GMC has been handed a second chance — and this time the brand looks dead serious about not blowing it. General Motors is back at work on the Jimmy, the body-on-frame SUV whose name still rings a bell for anyone raised on 1980s pickups. The project — which we wrote about before — sat on the shelf for years while GM funneled everything into electric vehicles, and tightening emissions rules made the idea of a heavy combustion off-roader look like a non-starter.
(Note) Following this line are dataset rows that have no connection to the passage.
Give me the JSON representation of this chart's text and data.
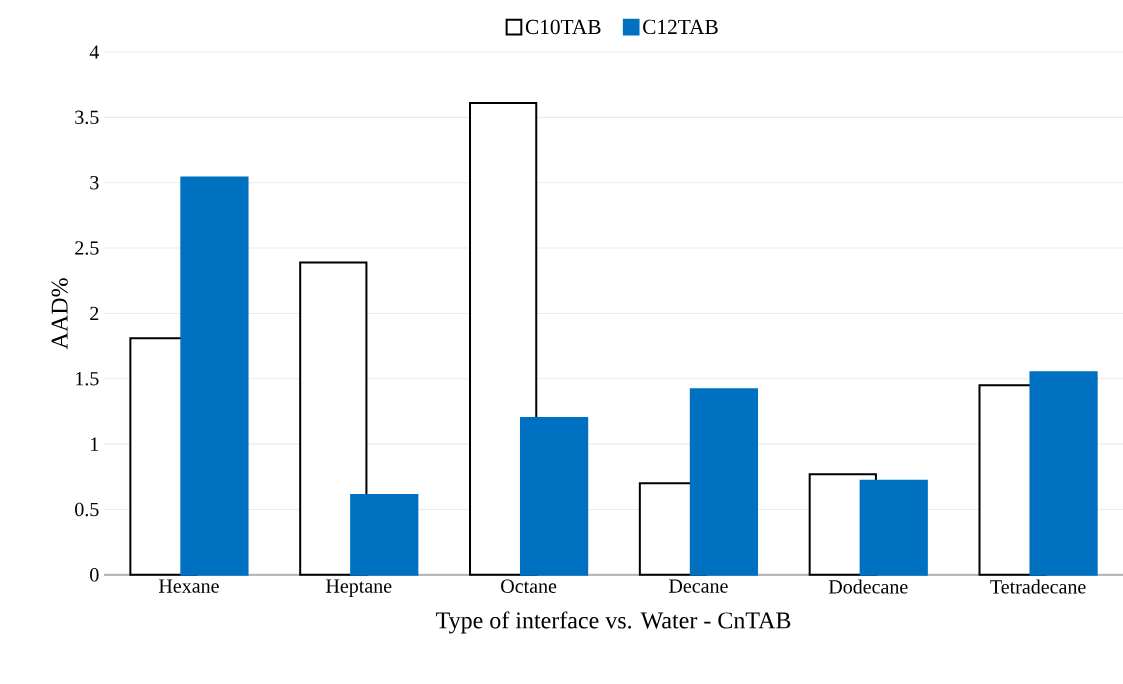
{
  "chart_data": {
    "type": "bar",
    "xlabel": "Type of interface vs. Water - CnTAB",
    "ylabel": "AAD%",
    "categories": [
      "Hexane",
      "Heptane",
      "Octane",
      "Decane",
      "Dodecane",
      "Tetradecane"
    ],
    "series": [
      {
        "name": "C10TAB",
        "color": "#ffffff",
        "values": [
          1.81,
          2.39,
          3.61,
          0.7,
          0.77,
          1.45
        ]
      },
      {
        "name": "C12TAB",
        "color": "#0070c0",
        "values": [
          3.04,
          0.61,
          1.2,
          1.42,
          0.72,
          1.55
        ]
      }
    ],
    "ylim": [
      0,
      4
    ],
    "yticks": [
      0,
      0.5,
      1,
      1.5,
      2,
      2.5,
      3,
      3.5,
      4
    ],
    "grid": "y",
    "legend": "top"
  }
}
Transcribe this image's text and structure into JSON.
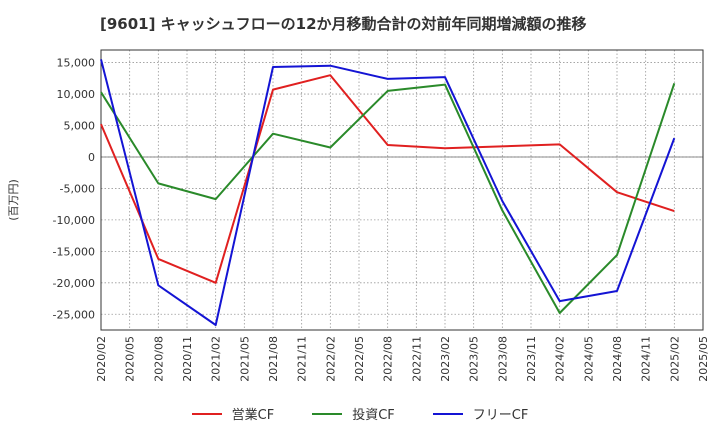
{
  "title": "[9601]  キャッシュフローの12か月移動合計の対前年同期増減額の推移",
  "chart_data": {
    "type": "line",
    "ylabel": "(百万円)",
    "x": [
      "2020/02",
      "2020/05",
      "2020/08",
      "2020/11",
      "2021/02",
      "2021/05",
      "2021/08",
      "2021/11",
      "2022/02",
      "2022/05",
      "2022/08",
      "2022/11",
      "2023/02",
      "2023/05",
      "2023/08",
      "2023/11",
      "2024/02",
      "2024/05",
      "2024/08",
      "2024/11",
      "2025/02",
      "2025/05"
    ],
    "ylim": [
      -27500,
      17000
    ],
    "yticks": [
      15000,
      10000,
      5000,
      0,
      -5000,
      -10000,
      -15000,
      -20000,
      -25000
    ],
    "ytick_labels": [
      "15,000",
      "10,000",
      "5,000",
      "0",
      "-5,000",
      "-10,000",
      "-15,000",
      "-20,000",
      "-25,000"
    ],
    "grid": true,
    "legend_position": "bottom",
    "series": [
      {
        "name": "営業CF",
        "color": "#e02020",
        "values": [
          5200,
          null,
          -16200,
          null,
          -20000,
          null,
          10700,
          null,
          13000,
          null,
          1900,
          null,
          1400,
          null,
          null,
          null,
          2000,
          null,
          -5600,
          null,
          -8600,
          null
        ]
      },
      {
        "name": "投資CF",
        "color": "#2a8a2a",
        "values": [
          10300,
          null,
          -4200,
          null,
          -6700,
          null,
          3700,
          null,
          1500,
          null,
          10500,
          null,
          11500,
          null,
          -8500,
          null,
          -24800,
          null,
          -15600,
          null,
          11700,
          null
        ]
      },
      {
        "name": "フリーCF",
        "color": "#1414d4",
        "values": [
          15500,
          null,
          -20400,
          null,
          -26700,
          null,
          14300,
          null,
          14500,
          null,
          12400,
          null,
          12700,
          null,
          -7000,
          null,
          -22900,
          null,
          -21300,
          null,
          3000,
          null
        ]
      }
    ]
  }
}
Things have shifted. The new Jimmy was originally developed in parallel with the current third-generation Canyon, which debuted for the 2023 model year. The plan was bold from the start — a proper midsize body-on-frame SUV built to throw punches at the Toyota 4Runner, Ford Bronco, Jeep Wrangler and Toyota Land Cruiser. No crossover compromises.
According to sources, GM’s designers didn’t reinvent the wheel — they went straight to the archive. The inspiration: the 1973–1991 GMC and Chevrolet C/K pickups known as the Square Body. Expect straight lines, vertical proportions, slab-sided panels and the kind of retro cues that move metal right now.
And honestly, it tracks. Ford bet on nostalgia with the Bronco, Jeep has been milking the Wrangler’s heritage for decades, and Toyota brought back the Land Cruiser and reimagined the 4Runner. GM is watching the feast and clearly doesn’t want to miss its seat at the table. There’s also the sting it can’t forget — the backlash that hit when the Chevrolet Blazer came back as a soft unibody crossover. Iconic name, wrong machine.
There’s still no official confirmation. Sources say the Jimmy would be built in the U.S. alongside the Chevrolet Colorado and GMC Canyon. If everything falls into place, GMC finally gets what the brand has been missing for years — a real body-on-frame SUV with a legendary name on the tailgate. And this time, no half-measures.